Inside MAD

Books Entertainment Geek Culture

inside-Mad-largeInside MAD is a beautiful hardback book, a wonderful treasure trove of the best of MAD; inside its pages, you’ll find prime examples of the best of “the usual gang of idiots,” dozens of the funniest writers and artists of their day, all at the top of their game.

MAD contributors, including Sergio Aragonés, Tom Bunk, Tim Carvell, Paul Coker, Jack Davis, Dick DeBartolo, Desmond Devlin, Mort Drucker, Mark Fredrickson, Drew Friedman, Frank Jacobs, Al Jaffee, Peter Kuper, Tom Richmond and many more, have each selected a favorite article from MAD‘s 61-year history and written an essay explaining why it was chosen or what significance it has for them. In addition to “the usual gang of idiots,” celebrities Roseanne Barr, Ken Burns, Dane Cook, Paul Feig, Whoopi Goldberg, Harry Hamlin, Tony Hawk, Ice-T, Penn Jillette, George Lopez, David Lynch, Todd McFarlane, Jeff Probst, John Slattery, John Stamos, Pendleton Ward and Matthew Weiner all contributed essays of their own, each one accompanying a relevant article or feature from the magazine.

The centerpiece of the book, both literally and figuratively, is the fold-out poster in the middle; one side is a reproduction of the classic “op-art” Alfred E. Neuman poster, originally published in More Trash From MAD (1965) and never reprinted until now; on the opposite side is an all-new, specially-commissioned gatefold poster by Sergio Aragonés illustrating the history of the legendary MAD offices from the beginning as a comic book under Harvey Kurtzman to the present day.

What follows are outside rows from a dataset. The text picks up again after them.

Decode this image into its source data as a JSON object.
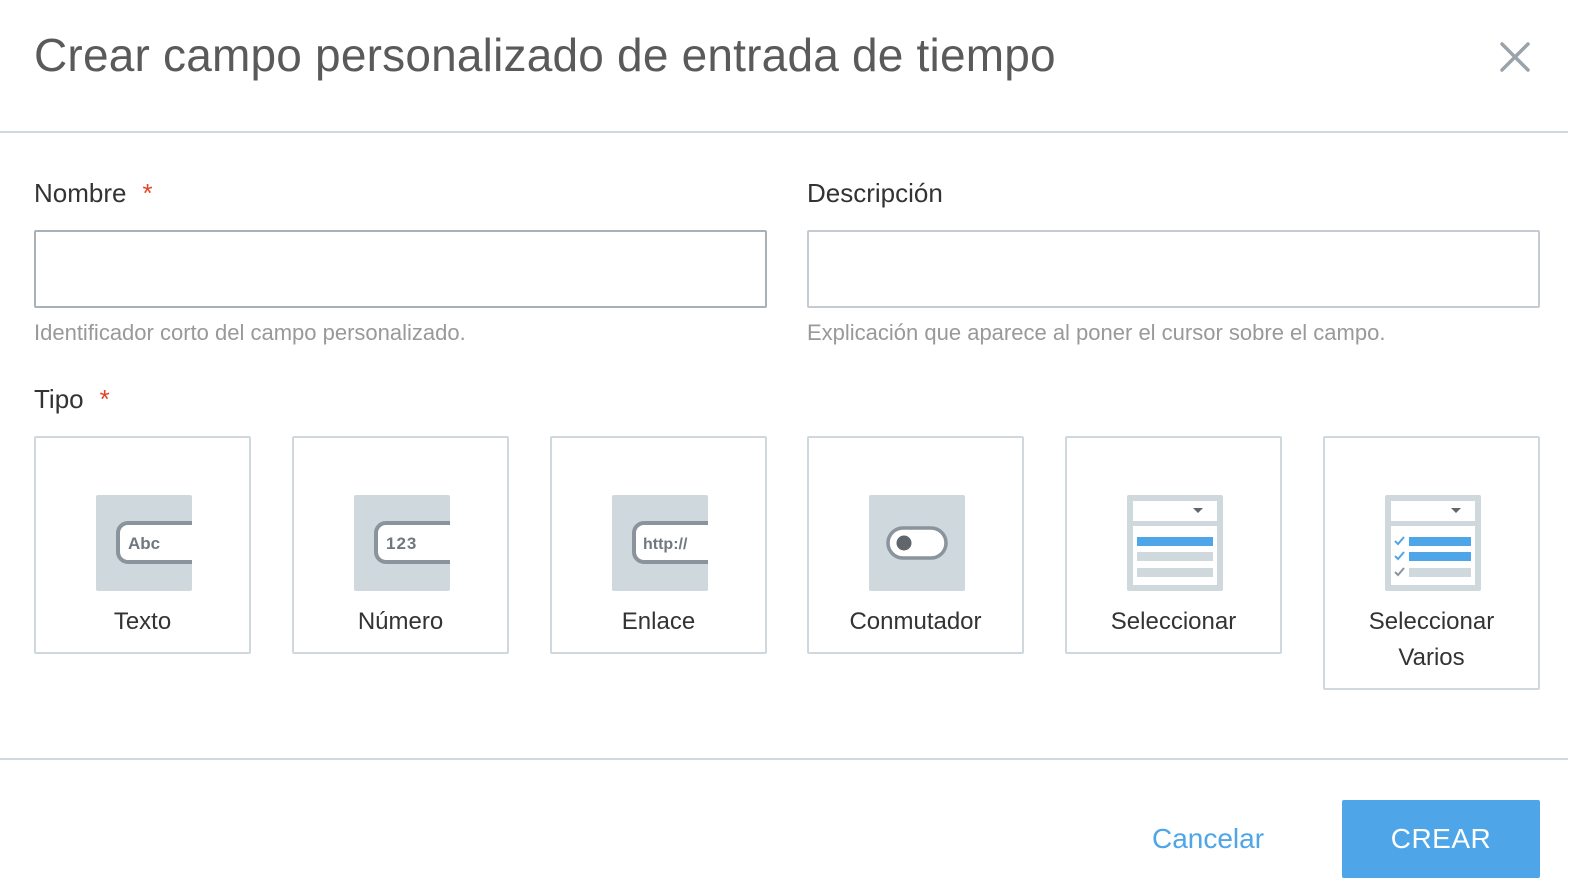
{
  "dialog": {
    "title": "Crear campo personalizado de entrada de tiempo"
  },
  "form": {
    "name": {
      "label": "Nombre",
      "required_mark": "*",
      "value": "",
      "placeholder": "",
      "hint": "Identificador corto del campo personalizado."
    },
    "description": {
      "label": "Descripción",
      "value": "",
      "placeholder": "",
      "hint": "Explicación que aparece al poner el cursor sobre el campo."
    },
    "type": {
      "label": "Tipo",
      "required_mark": "*",
      "options": [
        {
          "label": "Texto",
          "icon": "text-field-icon",
          "icon_text": "Abc"
        },
        {
          "label": "Número",
          "icon": "number-field-icon",
          "icon_text": "123"
        },
        {
          "label": "Enlace",
          "icon": "link-field-icon",
          "icon_text": "http://"
        },
        {
          "label": "Conmutador",
          "icon": "toggle-switch-icon"
        },
        {
          "label": "Seleccionar",
          "icon": "dropdown-select-icon"
        },
        {
          "label": "Seleccionar Varios",
          "icon": "multi-select-icon"
        }
      ]
    }
  },
  "actions": {
    "cancel_label": "Cancelar",
    "create_label": "CREAR"
  },
  "colors": {
    "accent": "#4ea6e8",
    "required": "#e0452b",
    "icon_bg": "#cfd8dc",
    "icon_dark": "#8a949c"
  }
}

It’s a spectacular piece of work as only Sergio can do it.

Image lifted unceremoniously from Doug Gilford's Mad Cover Site.
Image lifted unceremoniously from Doug Gilford’s Mad Cover Site.

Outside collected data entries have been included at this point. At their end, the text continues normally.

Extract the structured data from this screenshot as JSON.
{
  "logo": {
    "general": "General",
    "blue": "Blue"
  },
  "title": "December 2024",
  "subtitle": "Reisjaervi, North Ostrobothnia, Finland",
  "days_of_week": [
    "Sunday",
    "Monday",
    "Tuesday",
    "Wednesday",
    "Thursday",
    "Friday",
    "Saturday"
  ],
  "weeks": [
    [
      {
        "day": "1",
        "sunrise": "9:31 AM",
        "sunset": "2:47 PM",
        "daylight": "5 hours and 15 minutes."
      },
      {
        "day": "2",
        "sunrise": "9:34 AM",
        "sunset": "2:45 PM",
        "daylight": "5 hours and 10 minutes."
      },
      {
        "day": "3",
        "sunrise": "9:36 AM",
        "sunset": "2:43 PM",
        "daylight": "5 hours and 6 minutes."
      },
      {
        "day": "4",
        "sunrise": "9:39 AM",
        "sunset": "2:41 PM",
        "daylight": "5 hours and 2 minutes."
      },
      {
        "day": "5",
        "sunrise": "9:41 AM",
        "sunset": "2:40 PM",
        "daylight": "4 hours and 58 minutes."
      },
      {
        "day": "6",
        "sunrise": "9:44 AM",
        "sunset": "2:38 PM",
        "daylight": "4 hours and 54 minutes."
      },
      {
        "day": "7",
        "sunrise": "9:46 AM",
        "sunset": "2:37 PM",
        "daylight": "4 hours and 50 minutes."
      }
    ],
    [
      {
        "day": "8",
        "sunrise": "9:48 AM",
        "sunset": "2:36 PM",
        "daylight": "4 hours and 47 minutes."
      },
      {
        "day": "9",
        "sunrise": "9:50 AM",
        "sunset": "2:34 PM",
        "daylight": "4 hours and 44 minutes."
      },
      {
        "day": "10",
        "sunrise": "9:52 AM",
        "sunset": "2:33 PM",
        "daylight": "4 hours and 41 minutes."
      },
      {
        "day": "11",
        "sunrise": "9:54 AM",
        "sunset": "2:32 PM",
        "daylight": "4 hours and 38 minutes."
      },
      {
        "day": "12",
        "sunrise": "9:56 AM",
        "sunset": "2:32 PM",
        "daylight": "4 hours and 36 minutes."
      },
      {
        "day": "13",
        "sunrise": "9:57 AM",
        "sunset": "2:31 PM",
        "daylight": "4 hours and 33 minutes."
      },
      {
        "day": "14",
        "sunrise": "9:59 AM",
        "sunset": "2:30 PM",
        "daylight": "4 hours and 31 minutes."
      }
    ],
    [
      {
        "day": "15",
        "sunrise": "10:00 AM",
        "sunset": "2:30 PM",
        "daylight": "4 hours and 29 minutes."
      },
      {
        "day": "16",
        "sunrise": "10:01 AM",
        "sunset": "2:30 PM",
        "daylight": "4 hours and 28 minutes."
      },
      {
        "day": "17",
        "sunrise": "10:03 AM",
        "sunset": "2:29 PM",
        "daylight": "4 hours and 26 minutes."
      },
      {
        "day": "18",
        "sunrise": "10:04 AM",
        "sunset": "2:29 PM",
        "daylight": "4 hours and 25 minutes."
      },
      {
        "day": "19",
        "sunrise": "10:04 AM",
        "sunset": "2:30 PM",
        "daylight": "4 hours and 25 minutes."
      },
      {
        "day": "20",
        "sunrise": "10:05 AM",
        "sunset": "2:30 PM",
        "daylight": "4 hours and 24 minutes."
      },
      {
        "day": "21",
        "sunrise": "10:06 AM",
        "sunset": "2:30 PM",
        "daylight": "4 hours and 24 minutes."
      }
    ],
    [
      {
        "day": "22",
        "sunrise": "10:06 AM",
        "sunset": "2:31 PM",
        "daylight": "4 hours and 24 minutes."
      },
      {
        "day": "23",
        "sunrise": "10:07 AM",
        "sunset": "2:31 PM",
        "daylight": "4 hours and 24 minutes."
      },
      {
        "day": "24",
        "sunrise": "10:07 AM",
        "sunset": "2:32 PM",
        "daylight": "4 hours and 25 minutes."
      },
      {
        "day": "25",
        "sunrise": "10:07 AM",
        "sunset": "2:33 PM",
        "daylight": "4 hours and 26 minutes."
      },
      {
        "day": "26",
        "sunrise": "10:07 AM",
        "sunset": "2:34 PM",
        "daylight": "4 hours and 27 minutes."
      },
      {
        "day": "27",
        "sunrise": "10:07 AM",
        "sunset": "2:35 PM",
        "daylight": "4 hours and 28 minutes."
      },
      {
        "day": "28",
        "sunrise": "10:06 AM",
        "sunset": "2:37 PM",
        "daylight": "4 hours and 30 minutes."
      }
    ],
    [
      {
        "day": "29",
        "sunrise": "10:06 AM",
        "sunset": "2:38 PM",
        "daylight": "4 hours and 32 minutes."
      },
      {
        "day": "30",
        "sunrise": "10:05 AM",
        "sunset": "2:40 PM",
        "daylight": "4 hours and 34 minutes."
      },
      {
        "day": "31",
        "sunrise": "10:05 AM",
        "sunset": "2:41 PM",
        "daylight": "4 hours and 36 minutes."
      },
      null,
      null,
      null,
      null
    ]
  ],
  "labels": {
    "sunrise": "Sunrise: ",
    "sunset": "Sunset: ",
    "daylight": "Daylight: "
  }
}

Like a lot of ex-children, I can tell you exactly which issue of MAD was the first I ever read, and like most people, it came to me when I was about 10 years old. It was #121, cover-dated September 1968 but on sale in July. I was visiting my grandparents for the summer, and one of my uncles, seeing that I was a voracious reader and loved comics, picked up a copy for me. Woodstock was in the news, Hair was playing on Broadway, hippies were heading to Chicago to protest the Democratic National Convention, and I was only peripherally aware of any of those things. MAD had the Beatles on the cover, along with Mia Farrow and Maharishi Mahesh Yogi, with Alfred E. Neuman taking on the role of guru to them all. Looking at the cover just now, 45 years later, I finally got one of the jokes for the first time; the fake sanskrit lettering around the border never meant anything to me before. Hah!

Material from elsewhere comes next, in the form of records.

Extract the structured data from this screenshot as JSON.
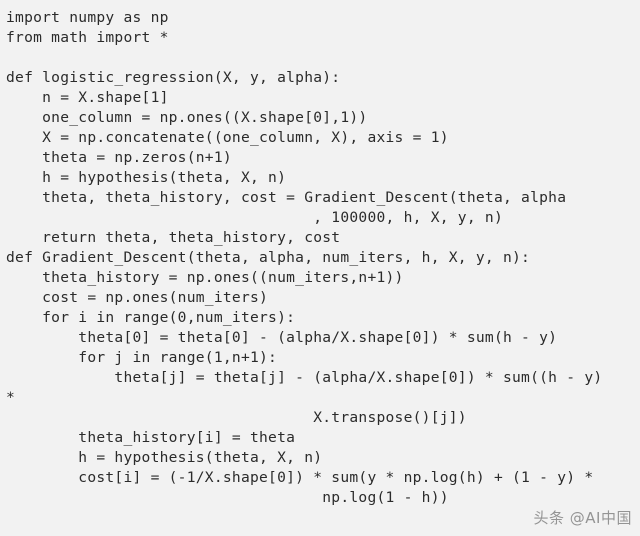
{
  "window": {
    "background_color": "#f2f2f2",
    "text_color": "#2b2b2b",
    "language": "python"
  },
  "code": {
    "lines": [
      "import numpy as np",
      "from math import *",
      "",
      "def logistic_regression(X, y, alpha):",
      "    n = X.shape[1]",
      "    one_column = np.ones((X.shape[0],1))",
      "    X = np.concatenate((one_column, X), axis = 1)",
      "    theta = np.zeros(n+1)",
      "    h = hypothesis(theta, X, n)",
      "    theta, theta_history, cost = Gradient_Descent(theta, alpha",
      "                                  , 100000, h, X, y, n)",
      "    return theta, theta_history, cost",
      "def Gradient_Descent(theta, alpha, num_iters, h, X, y, n):",
      "    theta_history = np.ones((num_iters,n+1))",
      "    cost = np.ones(num_iters)",
      "    for i in range(0,num_iters):",
      "        theta[0] = theta[0] - (alpha/X.shape[0]) * sum(h - y)",
      "        for j in range(1,n+1):",
      "            theta[j] = theta[j] - (alpha/X.shape[0]) * sum((h - y)",
      "*",
      "                                  X.transpose()[j])",
      "        theta_history[i] = theta",
      "        h = hypothesis(theta, X, n)",
      "        cost[i] = (-1/X.shape[0]) * sum(y * np.log(h) + (1 - y) *",
      "                                   np.log(1 - h))"
    ]
  },
  "watermark": {
    "text": "头条 @AI中国",
    "color": "#8f8f8f"
  }
}
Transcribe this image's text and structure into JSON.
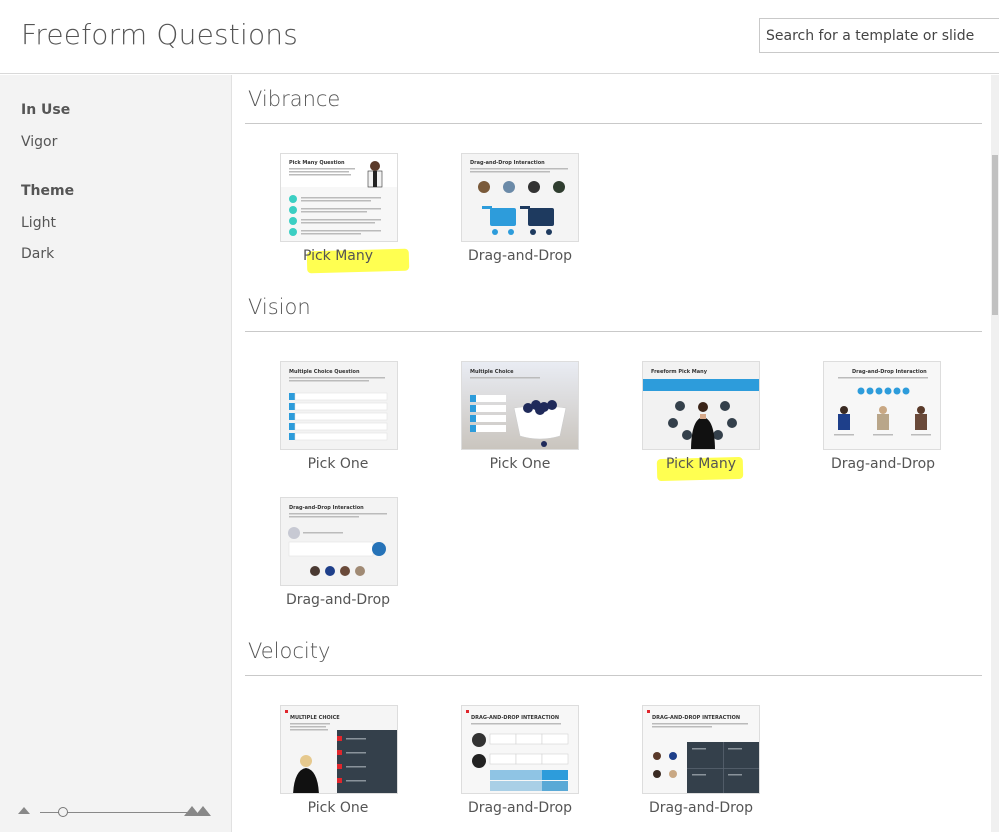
{
  "header": {
    "title": "Freeform Questions",
    "search_placeholder": "Search for a template or slide"
  },
  "sidebar": {
    "in_use_heading": "In Use",
    "in_use_item": "Vigor",
    "theme_heading": "Theme",
    "theme_items": [
      "Light",
      "Dark"
    ]
  },
  "sections": [
    {
      "title": "Vibrance",
      "cards": [
        {
          "label": "Pick Many",
          "thumb_title": "Pick Many Question",
          "highlighted": true
        },
        {
          "label": "Drag-and-Drop",
          "thumb_title": "Drag-and-Drop Interaction"
        }
      ]
    },
    {
      "title": "Vision",
      "cards": [
        {
          "label": "Pick One",
          "thumb_title": "Multiple Choice Question"
        },
        {
          "label": "Pick One",
          "thumb_title": "Multiple Choice"
        },
        {
          "label": "Pick Many",
          "thumb_title": "Freeform Pick Many",
          "highlighted": true
        },
        {
          "label": "Drag-and-Drop",
          "thumb_title": "Drag-and-Drop Interaction"
        },
        {
          "label": "Drag-and-Drop",
          "thumb_title": "Drag-and-Drop Interaction"
        }
      ]
    },
    {
      "title": "Velocity",
      "cards": [
        {
          "label": "Pick One",
          "thumb_title": "MULTIPLE CHOICE"
        },
        {
          "label": "Drag-and-Drop",
          "thumb_title": "DRAG-AND-DROP INTERACTION"
        },
        {
          "label": "Drag-and-Drop",
          "thumb_title": "DRAG-AND-DROP INTERACTION"
        }
      ]
    }
  ],
  "colors": {
    "highlight": "#ffff33",
    "accent_blue": "#2d9cdb",
    "teal": "#3ccfc3",
    "dark_navy": "#34404b",
    "velocity_red": "#e0262c"
  }
}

This is the beauty of MAD; at age 10, you laugh at Spy Vs. Spy and Don Martin‘s hilarious sound effects; search out Sergio Aragonés’ brilliant little cartoons in the margins; you love the movie parodies, especially the fantastic caricatures by Mort Drucker, even though you never saw or heard of the movies. Years later, revisiting MAD as an adult, you’re struck by the subversive chutzpah of a parody of Valley of the Dolls in a magazine ostensibly for children, and impressed that somehow they get away with it and make it work for both audiences. MAD never wrote down to kids, but never went so far over their heads that it made no sense to them; instead, MAD included kids in the conversation.

When somebody says “MAD isn’t as good as it used to be,” what they really mean is “I’m not 11 anymore,” and that is MAD‘s crowning achievement; for over 60 years, it has been the magazine that lets children come to the grown-ups’ table. MAD speaks to kids about important social issues like media manipulation, celebrity worship, political corruption, and the pervasiveness of corporate marketing, in terms they can understand, with wit and satire, making kids feel sophisticated and mature because they can crack wise about the President or whatever the current controversy happens to be. They skewer the self-important, ridicule hypocrisy, and teach children to recognize baloney when they hear it. When I got to meet Al Jaffee in 2011, the first thing I did was thank him for teaching me how to be a smartass. There are three generations of people who owe at least some of their sensibilities to MAD.

Whether you are a life-long reader, or you haven’t looked at MAD since you were a kid, or you’ve never seen it at all, you should pick up Inside MAD; its influence on modern pop culture cannot be overstated. Inside MAD is from Time Home Entertainment Inc., and is on sale October 29, 2013 for $29.95 (Cheap!) at retailers nationwide and www.insidemad.com.